Mirafiori geht wieder vom Netz. Stellantis hat dem Werk in Turin, in dem der Fiat 500 vom Band läuft, eine weitere Woche Stillstand verpasst — und das obendrauf zu einer bereits geplanten dreiwöchigen Sommerpause. Die Linie ruht vom 27. bis 31. Juli, danach steht sie fast den ganzen August still.
Die offizielle Lesart — fehlende Teile. Stellantis bestätigt: Es mangelt an Motoren, Stoßfängern, Sensoren. Einige Zulieferer, heißt es, kommen schlicht nicht mit dem hochgefahrenen Ausstoss des Fiat 500 mit, seit die Modell-Reihe Ende 2025 in Hybridform zurückgekehrt ist.

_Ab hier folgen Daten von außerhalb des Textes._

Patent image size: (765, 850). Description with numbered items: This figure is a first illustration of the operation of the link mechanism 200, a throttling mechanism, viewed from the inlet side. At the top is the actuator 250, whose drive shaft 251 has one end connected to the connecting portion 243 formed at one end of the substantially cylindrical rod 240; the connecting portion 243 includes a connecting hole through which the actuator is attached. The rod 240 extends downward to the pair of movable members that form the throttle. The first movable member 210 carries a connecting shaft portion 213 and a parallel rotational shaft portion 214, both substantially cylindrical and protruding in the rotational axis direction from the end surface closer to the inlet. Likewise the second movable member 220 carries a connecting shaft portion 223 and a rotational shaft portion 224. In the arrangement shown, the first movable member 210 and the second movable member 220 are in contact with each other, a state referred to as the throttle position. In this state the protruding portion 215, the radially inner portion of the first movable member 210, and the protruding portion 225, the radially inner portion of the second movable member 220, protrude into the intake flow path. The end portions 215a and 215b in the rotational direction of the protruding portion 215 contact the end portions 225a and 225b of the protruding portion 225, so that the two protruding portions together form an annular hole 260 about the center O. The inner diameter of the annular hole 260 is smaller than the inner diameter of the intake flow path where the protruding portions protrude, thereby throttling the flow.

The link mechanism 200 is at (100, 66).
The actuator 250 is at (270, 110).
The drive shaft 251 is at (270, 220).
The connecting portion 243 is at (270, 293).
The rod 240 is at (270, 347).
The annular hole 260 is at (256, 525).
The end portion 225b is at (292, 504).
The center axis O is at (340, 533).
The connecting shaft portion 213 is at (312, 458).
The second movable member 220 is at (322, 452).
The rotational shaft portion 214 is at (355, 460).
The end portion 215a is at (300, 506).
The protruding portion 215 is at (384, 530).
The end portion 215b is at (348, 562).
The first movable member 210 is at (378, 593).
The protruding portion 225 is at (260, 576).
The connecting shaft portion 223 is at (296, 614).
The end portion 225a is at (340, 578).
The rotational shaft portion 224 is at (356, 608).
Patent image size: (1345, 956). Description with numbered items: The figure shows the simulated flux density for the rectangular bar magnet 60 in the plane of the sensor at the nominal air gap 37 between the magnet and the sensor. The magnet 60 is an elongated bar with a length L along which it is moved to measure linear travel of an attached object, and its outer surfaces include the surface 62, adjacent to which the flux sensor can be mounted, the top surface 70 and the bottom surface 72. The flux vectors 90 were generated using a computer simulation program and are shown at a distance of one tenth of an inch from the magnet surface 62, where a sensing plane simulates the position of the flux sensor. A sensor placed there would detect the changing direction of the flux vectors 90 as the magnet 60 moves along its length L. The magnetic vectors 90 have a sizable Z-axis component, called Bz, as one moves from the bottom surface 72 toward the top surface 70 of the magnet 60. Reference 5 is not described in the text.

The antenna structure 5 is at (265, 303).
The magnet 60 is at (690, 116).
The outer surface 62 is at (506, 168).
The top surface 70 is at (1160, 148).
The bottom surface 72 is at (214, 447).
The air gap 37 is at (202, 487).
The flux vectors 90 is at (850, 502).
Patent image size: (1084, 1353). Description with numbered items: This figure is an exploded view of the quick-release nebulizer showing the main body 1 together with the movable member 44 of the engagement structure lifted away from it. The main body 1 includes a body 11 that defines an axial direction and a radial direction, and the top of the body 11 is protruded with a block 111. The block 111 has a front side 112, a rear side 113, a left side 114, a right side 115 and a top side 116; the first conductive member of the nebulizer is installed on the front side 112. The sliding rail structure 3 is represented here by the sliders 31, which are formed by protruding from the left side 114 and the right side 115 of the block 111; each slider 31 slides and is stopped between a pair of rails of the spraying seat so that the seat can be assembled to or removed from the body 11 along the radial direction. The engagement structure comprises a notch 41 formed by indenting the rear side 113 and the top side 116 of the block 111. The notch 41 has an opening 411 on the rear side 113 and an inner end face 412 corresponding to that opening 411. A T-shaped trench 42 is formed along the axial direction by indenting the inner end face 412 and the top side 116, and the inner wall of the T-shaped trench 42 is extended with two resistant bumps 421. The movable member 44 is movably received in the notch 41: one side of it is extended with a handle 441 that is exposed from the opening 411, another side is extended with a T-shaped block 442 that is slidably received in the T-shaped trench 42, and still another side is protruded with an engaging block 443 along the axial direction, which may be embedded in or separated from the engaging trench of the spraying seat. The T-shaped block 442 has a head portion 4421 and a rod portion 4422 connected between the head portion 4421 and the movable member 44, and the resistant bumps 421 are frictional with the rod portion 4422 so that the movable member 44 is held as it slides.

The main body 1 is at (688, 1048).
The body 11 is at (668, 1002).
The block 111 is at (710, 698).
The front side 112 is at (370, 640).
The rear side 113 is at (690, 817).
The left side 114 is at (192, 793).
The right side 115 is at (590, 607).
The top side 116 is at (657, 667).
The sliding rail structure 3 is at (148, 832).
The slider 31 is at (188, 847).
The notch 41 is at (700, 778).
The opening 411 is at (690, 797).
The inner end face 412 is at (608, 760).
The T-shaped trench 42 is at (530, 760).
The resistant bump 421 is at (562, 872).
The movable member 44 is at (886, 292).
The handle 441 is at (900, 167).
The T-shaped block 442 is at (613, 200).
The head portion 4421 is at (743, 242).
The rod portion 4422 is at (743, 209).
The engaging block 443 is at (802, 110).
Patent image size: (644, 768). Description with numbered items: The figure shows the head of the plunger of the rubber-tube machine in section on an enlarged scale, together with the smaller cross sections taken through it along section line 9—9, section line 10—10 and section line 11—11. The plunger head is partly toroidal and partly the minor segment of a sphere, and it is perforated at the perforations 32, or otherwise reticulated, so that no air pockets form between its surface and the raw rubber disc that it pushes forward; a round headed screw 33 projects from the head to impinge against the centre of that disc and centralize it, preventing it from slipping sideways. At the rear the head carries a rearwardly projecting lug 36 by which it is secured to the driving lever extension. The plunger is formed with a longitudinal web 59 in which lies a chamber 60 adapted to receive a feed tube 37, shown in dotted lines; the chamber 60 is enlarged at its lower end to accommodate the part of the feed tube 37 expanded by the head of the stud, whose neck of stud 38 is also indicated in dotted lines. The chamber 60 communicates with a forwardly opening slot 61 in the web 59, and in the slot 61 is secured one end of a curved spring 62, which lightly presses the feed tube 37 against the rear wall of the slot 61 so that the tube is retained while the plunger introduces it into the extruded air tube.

Die Gewerkschaft FIM Cisl sieht das völlig anders. Ihr Vertreter Igor Albera bringt es auf den Punkt — die endlosen Stillstände in Mirafiori sehen immer mehr nach einem Zeichen aus, dass sich der Wagen nicht so verkauft, wie Stellantis gehofft hatte. Das Werk sollte gerade nach einer Woche Pause wegen eines Feiertags in Turin wieder anlaufen — und kassierte sofort den nächsten Schlag.
Für Stellantis ist der Fiat 500 nicht einfach nur ein Kleinwagen. Er ist der Versuch, das legendäre Mirafiori wieder zum Leben zu erwecken. Im vergangenen Jahr verkündete der Konzern laut und deutlich — 100.000 Einheiten 2026, als Hybrid und vollelektrisch. Europachef Emanuele Cappellano meldete 15.000 produzierte Autos im ersten Quartal und sagte, die Linie ziehe an. Das Jahresziel von 100.000 mochte er allerdings nicht bestätigen.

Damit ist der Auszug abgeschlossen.